You could pull down your stuff into $HOME/export and create symlinks in your $HOME to point to the real data. A bit more of a pain initially, but then you don't end up rm'ing your $HOME on every login and you get to keep ssh keys and other local configuration.

icon Joel at 13:01 on 25 November 2015

You could pull down your stuff into $HOME/export and create symlinks in your $HOME to point to the real data. A bit more of a pain initially, but then you don't end up rm'ing your $HOME on every login and you get to keep ssh keys and other local configuration.

icon Joel at 13:02 on 25 November 2015

You could pull down your stuff into $HOME/export and create symlinks in your $HOME to point to the real data. A bit more of a pain initially, but then you don't end up rm'ing your $HOME on every login and you get to keep ssh keys and other local configuration.

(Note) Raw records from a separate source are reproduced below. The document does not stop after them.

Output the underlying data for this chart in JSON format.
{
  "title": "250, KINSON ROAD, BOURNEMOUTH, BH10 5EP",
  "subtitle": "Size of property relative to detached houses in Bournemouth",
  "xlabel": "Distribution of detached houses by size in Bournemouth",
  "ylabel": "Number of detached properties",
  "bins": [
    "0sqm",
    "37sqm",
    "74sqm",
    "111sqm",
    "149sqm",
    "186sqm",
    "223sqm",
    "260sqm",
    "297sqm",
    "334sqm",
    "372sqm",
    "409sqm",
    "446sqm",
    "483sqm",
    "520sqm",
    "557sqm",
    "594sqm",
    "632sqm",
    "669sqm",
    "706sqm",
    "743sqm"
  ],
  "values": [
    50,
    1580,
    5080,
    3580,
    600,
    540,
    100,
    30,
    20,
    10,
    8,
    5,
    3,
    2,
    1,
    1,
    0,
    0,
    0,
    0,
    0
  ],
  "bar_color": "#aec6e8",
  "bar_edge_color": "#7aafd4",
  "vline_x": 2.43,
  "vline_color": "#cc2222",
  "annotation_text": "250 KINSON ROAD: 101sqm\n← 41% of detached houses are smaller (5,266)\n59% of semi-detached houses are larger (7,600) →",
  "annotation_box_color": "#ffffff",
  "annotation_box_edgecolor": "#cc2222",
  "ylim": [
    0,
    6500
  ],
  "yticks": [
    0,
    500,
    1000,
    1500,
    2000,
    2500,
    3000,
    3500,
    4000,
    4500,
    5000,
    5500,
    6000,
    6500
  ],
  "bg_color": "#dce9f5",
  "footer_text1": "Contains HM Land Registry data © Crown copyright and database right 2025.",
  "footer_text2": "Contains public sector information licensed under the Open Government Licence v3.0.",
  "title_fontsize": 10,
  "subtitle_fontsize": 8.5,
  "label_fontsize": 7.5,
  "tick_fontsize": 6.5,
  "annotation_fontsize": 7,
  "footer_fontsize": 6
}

icon Íñigo at 18:58 on 25 November 2015
https://inigo.me/

Interesting topic.

You could also mv the home to some timestamped archive with retention. Or use linked copies... (note I just perceive you're not 100% happy doing the rm).

Did you ever evaluate to use a layered filesystem (like aufs)?

Best regards and good luck! Iñigo


icon cargill at 19:19 on 25 November 2015

For authorized_keys, the right way would be to set up an AuthorizedKeysCommand grabbing them from LDAP or another source. Makes management of keys simpler as well. Or using x.509 certificates.

icon Íñigo at 23:05 on 25 November 2015
https://inigo.me/

@cargill even if managed authorized_keys, the new in Jessie AuthorizedKeysCommand and things like managed known_hosts .are really interesting topics, I think Steve is worrying here about the private keys mostly.

There is no PrivateKeyCommand. Still.

icon Steve Kemp at 06:36 on 26 November 2015
http://www.steve.org.uk/

Thanks for the interest! So far things are working well, but as I suspected the ~/.ssh directory, along with ~/.gnupg, are the main pain-points.

To ensure I have the bindings I want I've reverted back to using xbindkeys, and added that to my dotfiles setup - along with ~/.config/autostart/ to launch it on login.

I'm using ext4 on this system now, so there's no snapshots, frustratingly I used to use LVM so I had a separate /home directory which could have served as a snapshot-base, or been configured with btrfs. As thing stand though I can't do anything fancy.


icon Inkerman at 08:30 on 26 November 2015

You may consider running something like

git pull --ff-only; git status -s

on login instead. This is slightly faster and, more importantly, you are informed of unexpected changes, instead of them being silently discarded.

icon valhalla at 12:44 on 26 November 2015

You could add vcsh to the set of tools in use, and save the important dotfile bits with it.

I'm moving in a similar direction, and right now my procedure to recover my home is quite close to:

vcsh clone $MR_CONFIG mr mr checkout

The only obstacle to a complete solution is that:

a) I need my auth key to clone the repositories b) I now have my keys on a smartcard (the FSFE one), but that requires a specific gnupg configuration (which would arrive via mr)

One could keep an additional remote on something like an usb key (or maybe in your case locally in srv?) for the gnupg and ssh configuration, and pull it via vcsh before the rest.